La crisis del laboratorio neoliberal era total. El sistema previsional, uno de sus puntales, se modificó. El Congreso aprobó el retiro del 10 por ciento de los fondos de pensiones ahorrados bajo el sistema de jubilación privada, pieza central del esquema nacido en los ‘80. Para entonces, la valentonada de Piñera, que afirmó apenas comenzado el estallido que Chile estaba “en guerra contra un enemigo poderoso, que no respeta nada y está dispuesto a usar la violencia y la delincuencia sin ningún límite”, solo demostraba la impotencia de la clase gobernante.
Ni el Ejército ni el estado de emergencia pudieron lo que el 10 de septiembre de 1980, cuando la actividad política estaba prohibida, los partidos eran ilegales, había decenas de miles de detenidos y los desaparecidos obraban como una ominosa advertencia. Ese día, el pinochetismo anunciaba que la reforma ideada por Jaime Guzmán para encarcelar a la democracia se había impuesto con el 67 por ciento de los votos. No hubo registros. Tampoco controles. No en vano, los manifestantes le recordaron a Piñera: “No son treinta pesos, son treinta años”.
Los riesgos de la oportunidad
El 19 de octubre, la multitud de más de un millón de chilenos que inundó el centro de Santiago, la más grande de la historia reciente del país, reorientó las prioridades políticas de la élite.

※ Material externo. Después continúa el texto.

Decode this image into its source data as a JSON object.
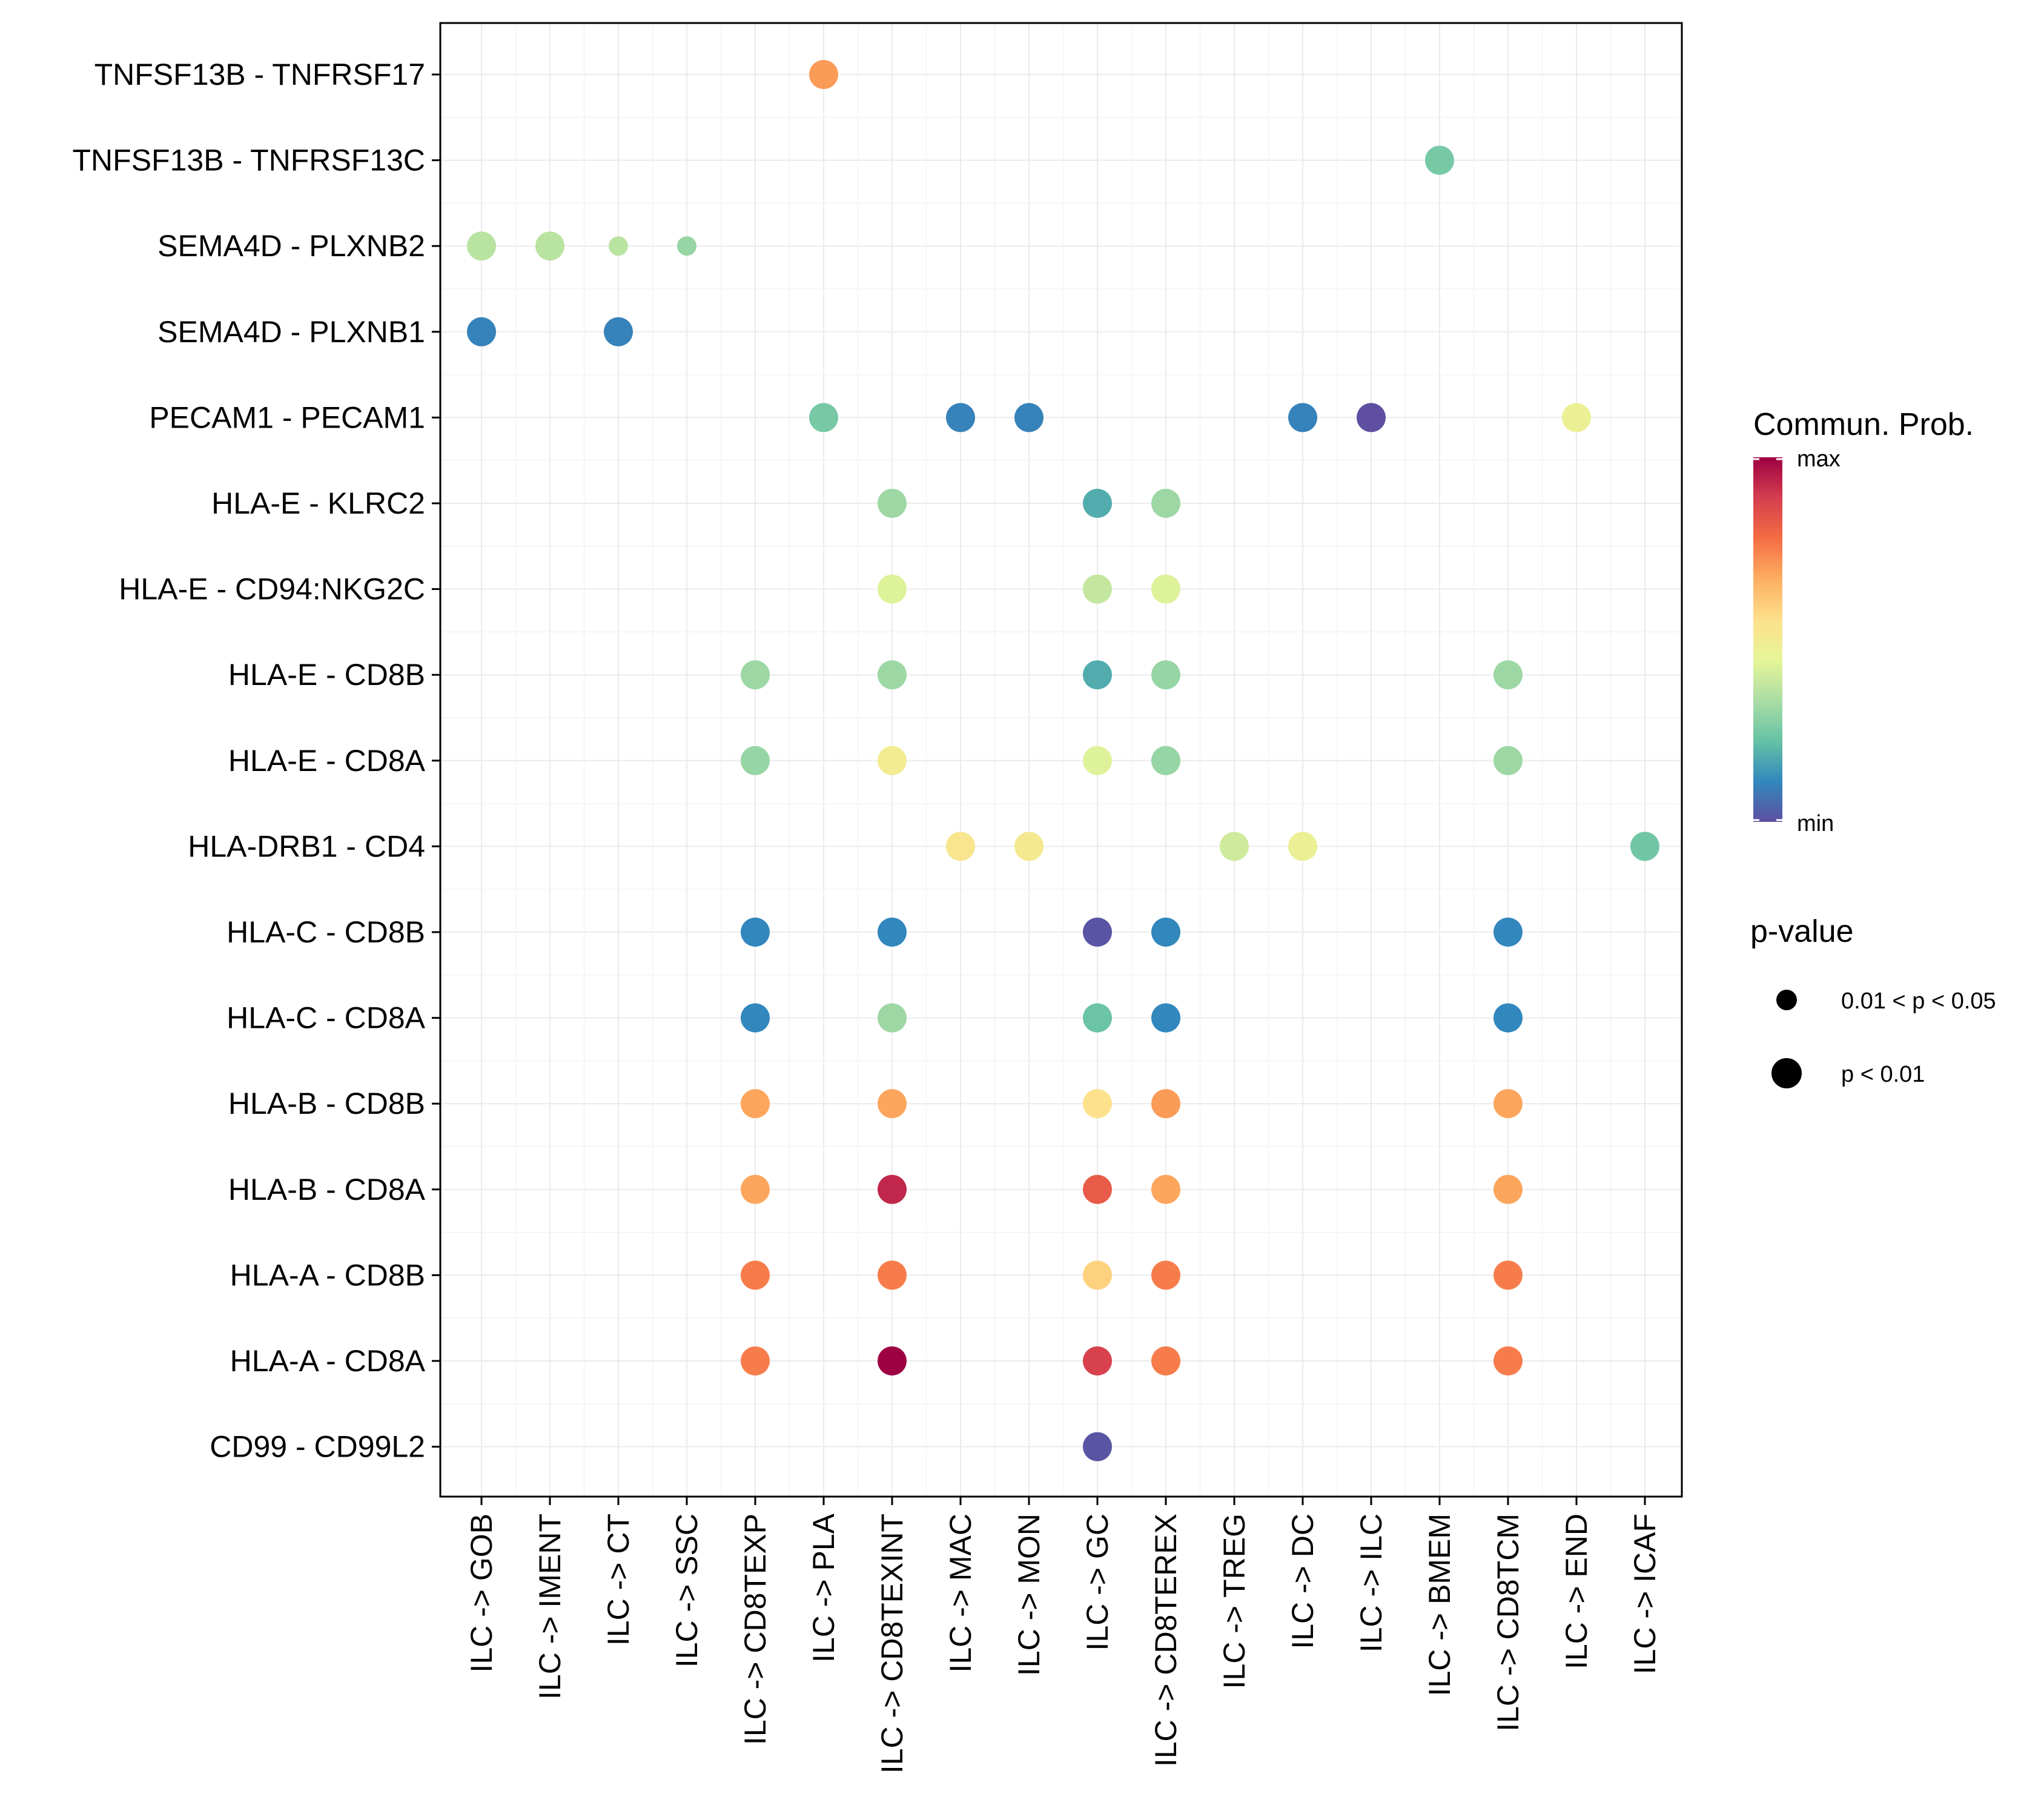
{
  "chart_data": {
    "type": "scatter",
    "subtype": "dot-matrix",
    "x_categories": [
      "ILC -> GOB",
      "ILC -> IMENT",
      "ILC -> CT",
      "ILC -> SSC",
      "ILC -> CD8TEXP",
      "ILC -> PLA",
      "ILC -> CD8TEXINT",
      "ILC -> MAC",
      "ILC -> MON",
      "ILC -> GC",
      "ILC -> CD8TEREX",
      "ILC -> TREG",
      "ILC -> DC",
      "ILC -> ILC",
      "ILC -> BMEM",
      "ILC -> CD8TCM",
      "ILC -> END",
      "ILC -> ICAF"
    ],
    "y_categories": [
      "TNFSF13B - TNFRSF17",
      "TNFSF13B - TNFRSF13C",
      "SEMA4D - PLXNB2",
      "SEMA4D - PLXNB1",
      "PECAM1 - PECAM1",
      "HLA-E - KLRC2",
      "HLA-E - CD94:NKG2C",
      "HLA-E - CD8B",
      "HLA-E - CD8A",
      "HLA-DRB1 - CD4",
      "HLA-C - CD8B",
      "HLA-C - CD8A",
      "HLA-B - CD8B",
      "HLA-B - CD8A",
      "HLA-A - CD8B",
      "HLA-A - CD8A",
      "CD99 - CD99L2"
    ],
    "color_scale": [
      "#5E4FA2",
      "#3288BD",
      "#66C2A5",
      "#ABDDA4",
      "#E6F598",
      "#FEE08B",
      "#FDAE61",
      "#F46D43",
      "#D53E4F",
      "#9E0142"
    ],
    "color_legend": {
      "title": "Commun. Prob.",
      "max_label": "max",
      "min_label": "min"
    },
    "size_legend": {
      "title": "p-value",
      "items": [
        {
          "label": "0.01 < p < 0.05",
          "size": "small"
        },
        {
          "label": "p < 0.01",
          "size": "large"
        }
      ]
    },
    "points": [
      {
        "x": "ILC -> PLA",
        "y": "TNFSF13B - TNFRSF17",
        "prob": 0.7,
        "size": "large"
      },
      {
        "x": "ILC -> BMEM",
        "y": "TNFSF13B - TNFRSF13C",
        "prob": 0.25,
        "size": "large"
      },
      {
        "x": "ILC -> GOB",
        "y": "SEMA4D - PLXNB2",
        "prob": 0.36,
        "size": "large"
      },
      {
        "x": "ILC -> IMENT",
        "y": "SEMA4D - PLXNB2",
        "prob": 0.36,
        "size": "large"
      },
      {
        "x": "ILC -> CT",
        "y": "SEMA4D - PLXNB2",
        "prob": 0.36,
        "size": "small"
      },
      {
        "x": "ILC -> SSC",
        "y": "SEMA4D - PLXNB2",
        "prob": 0.3,
        "size": "small"
      },
      {
        "x": "ILC -> GOB",
        "y": "SEMA4D - PLXNB1",
        "prob": 0.1,
        "size": "large"
      },
      {
        "x": "ILC -> CT",
        "y": "SEMA4D - PLXNB1",
        "prob": 0.1,
        "size": "large"
      },
      {
        "x": "ILC -> PLA",
        "y": "PECAM1 - PECAM1",
        "prob": 0.25,
        "size": "large"
      },
      {
        "x": "ILC -> MAC",
        "y": "PECAM1 - PECAM1",
        "prob": 0.1,
        "size": "large"
      },
      {
        "x": "ILC -> MON",
        "y": "PECAM1 - PECAM1",
        "prob": 0.1,
        "size": "large"
      },
      {
        "x": "ILC -> DC",
        "y": "PECAM1 - PECAM1",
        "prob": 0.1,
        "size": "large"
      },
      {
        "x": "ILC -> ILC",
        "y": "PECAM1 - PECAM1",
        "prob": 0.0,
        "size": "large"
      },
      {
        "x": "ILC -> END",
        "y": "PECAM1 - PECAM1",
        "prob": 0.47,
        "size": "large"
      },
      {
        "x": "ILC -> CD8TEXINT",
        "y": "HLA-E - KLRC2",
        "prob": 0.31,
        "size": "large"
      },
      {
        "x": "ILC -> GC",
        "y": "HLA-E - KLRC2",
        "prob": 0.18,
        "size": "large"
      },
      {
        "x": "ILC -> CD8TEREX",
        "y": "HLA-E - KLRC2",
        "prob": 0.31,
        "size": "large"
      },
      {
        "x": "ILC -> CD8TEXINT",
        "y": "HLA-E - CD94:NKG2C",
        "prob": 0.43,
        "size": "large"
      },
      {
        "x": "ILC -> GC",
        "y": "HLA-E - CD94:NKG2C",
        "prob": 0.38,
        "size": "large"
      },
      {
        "x": "ILC -> CD8TEREX",
        "y": "HLA-E - CD94:NKG2C",
        "prob": 0.43,
        "size": "large"
      },
      {
        "x": "ILC -> CD8TEXP",
        "y": "HLA-E - CD8B",
        "prob": 0.31,
        "size": "large"
      },
      {
        "x": "ILC -> CD8TEXINT",
        "y": "HLA-E - CD8B",
        "prob": 0.31,
        "size": "large"
      },
      {
        "x": "ILC -> GC",
        "y": "HLA-E - CD8B",
        "prob": 0.18,
        "size": "large"
      },
      {
        "x": "ILC -> CD8TEREX",
        "y": "HLA-E - CD8B",
        "prob": 0.3,
        "size": "large"
      },
      {
        "x": "ILC -> CD8TCM",
        "y": "HLA-E - CD8B",
        "prob": 0.31,
        "size": "large"
      },
      {
        "x": "ILC -> CD8TEXP",
        "y": "HLA-E - CD8A",
        "prob": 0.3,
        "size": "large"
      },
      {
        "x": "ILC -> CD8TEXINT",
        "y": "HLA-E - CD8A",
        "prob": 0.5,
        "size": "large"
      },
      {
        "x": "ILC -> GC",
        "y": "HLA-E - CD8A",
        "prob": 0.43,
        "size": "large"
      },
      {
        "x": "ILC -> CD8TEREX",
        "y": "HLA-E - CD8A",
        "prob": 0.3,
        "size": "large"
      },
      {
        "x": "ILC -> CD8TCM",
        "y": "HLA-E - CD8A",
        "prob": 0.31,
        "size": "large"
      },
      {
        "x": "ILC -> MAC",
        "y": "HLA-DRB1 - CD4",
        "prob": 0.53,
        "size": "large"
      },
      {
        "x": "ILC -> MON",
        "y": "HLA-DRB1 - CD4",
        "prob": 0.51,
        "size": "large"
      },
      {
        "x": "ILC -> TREG",
        "y": "HLA-DRB1 - CD4",
        "prob": 0.4,
        "size": "large"
      },
      {
        "x": "ILC -> DC",
        "y": "HLA-DRB1 - CD4",
        "prob": 0.47,
        "size": "large"
      },
      {
        "x": "ILC -> ICAF",
        "y": "HLA-DRB1 - CD4",
        "prob": 0.24,
        "size": "large"
      },
      {
        "x": "ILC -> CD8TEXP",
        "y": "HLA-C - CD8B",
        "prob": 0.11,
        "size": "large"
      },
      {
        "x": "ILC -> CD8TEXINT",
        "y": "HLA-C - CD8B",
        "prob": 0.11,
        "size": "large"
      },
      {
        "x": "ILC -> GC",
        "y": "HLA-C - CD8B",
        "prob": 0.01,
        "size": "large"
      },
      {
        "x": "ILC -> CD8TEREX",
        "y": "HLA-C - CD8B",
        "prob": 0.11,
        "size": "large"
      },
      {
        "x": "ILC -> CD8TCM",
        "y": "HLA-C - CD8B",
        "prob": 0.11,
        "size": "large"
      },
      {
        "x": "ILC -> CD8TEXP",
        "y": "HLA-C - CD8A",
        "prob": 0.11,
        "size": "large"
      },
      {
        "x": "ILC -> CD8TEXINT",
        "y": "HLA-C - CD8A",
        "prob": 0.31,
        "size": "large"
      },
      {
        "x": "ILC -> GC",
        "y": "HLA-C - CD8A",
        "prob": 0.23,
        "size": "large"
      },
      {
        "x": "ILC -> CD8TEREX",
        "y": "HLA-C - CD8A",
        "prob": 0.11,
        "size": "large"
      },
      {
        "x": "ILC -> CD8TCM",
        "y": "HLA-C - CD8A",
        "prob": 0.11,
        "size": "large"
      },
      {
        "x": "ILC -> CD8TEXP",
        "y": "HLA-B - CD8B",
        "prob": 0.68,
        "size": "large"
      },
      {
        "x": "ILC -> CD8TEXINT",
        "y": "HLA-B - CD8B",
        "prob": 0.68,
        "size": "large"
      },
      {
        "x": "ILC -> GC",
        "y": "HLA-B - CD8B",
        "prob": 0.55,
        "size": "large"
      },
      {
        "x": "ILC -> CD8TEREX",
        "y": "HLA-B - CD8B",
        "prob": 0.7,
        "size": "large"
      },
      {
        "x": "ILC -> CD8TCM",
        "y": "HLA-B - CD8B",
        "prob": 0.68,
        "size": "large"
      },
      {
        "x": "ILC -> CD8TEXP",
        "y": "HLA-B - CD8A",
        "prob": 0.68,
        "size": "large"
      },
      {
        "x": "ILC -> CD8TEXINT",
        "y": "HLA-B - CD8A",
        "prob": 0.93,
        "size": "large"
      },
      {
        "x": "ILC -> GC",
        "y": "HLA-B - CD8A",
        "prob": 0.82,
        "size": "large"
      },
      {
        "x": "ILC -> CD8TEREX",
        "y": "HLA-B - CD8A",
        "prob": 0.68,
        "size": "large"
      },
      {
        "x": "ILC -> CD8TCM",
        "y": "HLA-B - CD8A",
        "prob": 0.68,
        "size": "large"
      },
      {
        "x": "ILC -> CD8TEXP",
        "y": "HLA-A - CD8B",
        "prob": 0.75,
        "size": "large"
      },
      {
        "x": "ILC -> CD8TEXINT",
        "y": "HLA-A - CD8B",
        "prob": 0.75,
        "size": "large"
      },
      {
        "x": "ILC -> GC",
        "y": "HLA-A - CD8B",
        "prob": 0.59,
        "size": "large"
      },
      {
        "x": "ILC -> CD8TEREX",
        "y": "HLA-A - CD8B",
        "prob": 0.75,
        "size": "large"
      },
      {
        "x": "ILC -> CD8TCM",
        "y": "HLA-A - CD8B",
        "prob": 0.75,
        "size": "large"
      },
      {
        "x": "ILC -> CD8TEXP",
        "y": "HLA-A - CD8A",
        "prob": 0.75,
        "size": "large"
      },
      {
        "x": "ILC -> CD8TEXINT",
        "y": "HLA-A - CD8A",
        "prob": 1.0,
        "size": "large"
      },
      {
        "x": "ILC -> GC",
        "y": "HLA-A - CD8A",
        "prob": 0.88,
        "size": "large"
      },
      {
        "x": "ILC -> CD8TEREX",
        "y": "HLA-A - CD8A",
        "prob": 0.75,
        "size": "large"
      },
      {
        "x": "ILC -> CD8TCM",
        "y": "HLA-A - CD8A",
        "prob": 0.75,
        "size": "large"
      },
      {
        "x": "ILC -> GC",
        "y": "CD99 - CD99L2",
        "prob": 0.01,
        "size": "large"
      }
    ]
  }
}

Un mes después, la dirigencia alcanzó el denominado Acuerdo Por la Paz Social y la Nueva Constitución; el que trazó el proceso actual y que finalizará en 2022 con el plebiscito de participación obligatoria.
El resultado del domingo sepultó la posibilidad de una Convención Mixta Constitucional integrada en partes iguales por legisladores en ejercicio y ciudadanos elegidos para esa instancia. Se trata, sin duda, de un dato central que afecta a todas las fuerzas mayoritarias con representación en el Congreso. Una oportunidad que, sin embargo, no despeja los riesgos.
¿Y si el constitucionalismo chileno cometiera el error de modernizarse como lo hizo el constitucionalismo latinoamericano de comienzos del Siglo XX? La respuesta es obvia: caería en la trampa de los sectores de poder tradicionales, que históricamente prefirieron hacer concesiones a las demandas sociales como forma de preservar el poder real. “Los derechos como sobornos”, dice Gargarella. Nada nuevo. La historia demuestra que cuando las mayorías ganan las calles, los poderosos ofrecen derechos para preservar inalterados sus poderes.
La oportunidad, sin embargo, está a la mano. Esta vez no será como cuando la reforma constitucional de 1925, la que reemplazo el pinochetismo, con la que gobernó Allende y que gestó – para reparar la pionera y autoritaria de 1833 – una comisión designada por el entonces presidente Arturo Alessandri. En esta ocasión, la decisión estará en manos de la sociedad. El resultado del plebiscito, aunque contundente, tensionará las principales demandas de la sociedad. Una, de origen conservador, ligada al pinochetismo residual, pero que también expresa a los sectores reformistas acomodados, apuesta a canalizar el descontento social. La otra, la que levanta la necesidad de un nuevo orden político y social y que expresa el enorme malestar de la mayoría de los chilenos contra una democracia empobrecida y resquebrajada en lo económico.
Por lo pronto, como hace un año atrás, pero esta vez para festejar, una nueva manifestación concentró decenas de miles de personas en la Plaza Italia de Santiago, la también llamada Plaza Baquedano que la revuelta popular y la emergencia de una multitud de nuevos actores rebautizó Plaza de la dignidad.